We’ve tried to develop networks that relate to almost all of our key types of stakeholders, says Dr. Ron Saunders, director of knowledge transfer and exchange at IWH. We invariably find the meetings helpful. At virtually every network meeting we are either learning something new about stakeholder priorities or stakeholder practices that we didn’t know, or the stakeholders are learning something about our research that make them interested in knowing more and potentially using it.

The networks also help inform IWH’s research planning so that Institute projects stay relevant, adds Saunders. Through our relationships we learn about research opportunities and about research priorities in our stakeholder networks. We make connections that help us engage individual stakeholders in our research projects, and we increase the chances that the work we do will be seen as useful and will be used.

EI members nominated by peers

Most of the members in these various groups are recruited through personal contact and other networks. We reach out to people who have demonstrated an interest in the use of research in their practice, says Sara Macdonald, a knowledge exchange associate who coordinates some of the networks.

Because the five educationally influential networks are designed to bring together people who are considered by others in their respective professions to be mentors or opinion leaders, their members are chosen somewhat differently, Macdonald adds. EI members are identified through a process of nomination: a survey is sent out to members of professional associations asking recipients to identify practitioners who enjoy teaching others, who take the time to share what they know, who care about patients, to name just a few criteria.

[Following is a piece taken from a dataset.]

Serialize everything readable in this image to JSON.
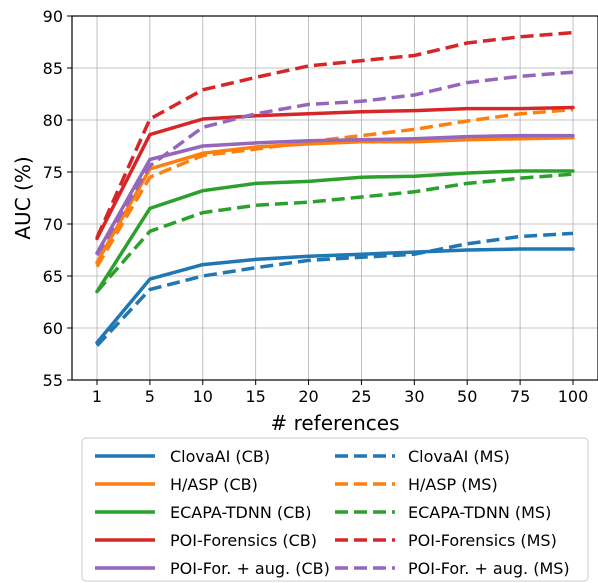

As expected, the sharing of evidence doesn’t stop at the network meetings. When Wright receives a newsletter from IWH or comes across an article on research relevant to her work, she takes the time to send out an e-mail to her contacts about it, highlighting relevant articles for them. She does this, she says, because of her involvement in the EI network. 

Because I’ve been named a third time, it’s now taken on a life of its own where I feel even more my responsibility to share research information, says Wright. It’s the right thing to do—even if it means I have to make the time.

Network members, in turn, also benefit.  When Wright is helping employers solve health and safety issues, she can confidently refer to research evidence when making her recommendations. For example, when employers come to her to help address an ongoing musculoskeletal disorder (MSD) issue, Wright can walk them through the research on a participatory ergonomics approach, which she learned about through the EI network.

I can say to them, ‘This is what the evidence is saying as most likely to result in an optimal outcome.’ I bring in one of the summaries for them to read about the participatory approach, says Wright. She does it with confidence, she adds, which in turns leads to greater buy-in from employers.

At the Labour Forum, network member Alec Farquhar also makes it a point to share research that he finds inspiring with the 200 to 300 people in his personal contact list. There’s a multiplicative effect, says Farquhar, director of the Office of the Worker Advisor, a Ministry of Labour agency that provides advice and representation to injured workers on workplace insurance matters. It goes way beyond the participants at that table, and that probably goes for everyone there, who tend to be opinion leaders. If there’s something extremely valuable at that network, in a day or two, it’s everywhere.

For Farquhar, the value of the network meetings also goes beyond what he learns about research findings. I’ve benefited greatly, not just from learning leading-edge results, but also from the dialogue with front-line colleagues and researchers—which has often generated new ideas, areas to be explored and promising collaborations, Farquhar says.

Practitioners are often isolated in the organizations within which they work, and it’s difficult to break out of old patterns and ways of working, he adds. Being drawn into collaborative discussions helps practitioners go back to their organizations with new ideas.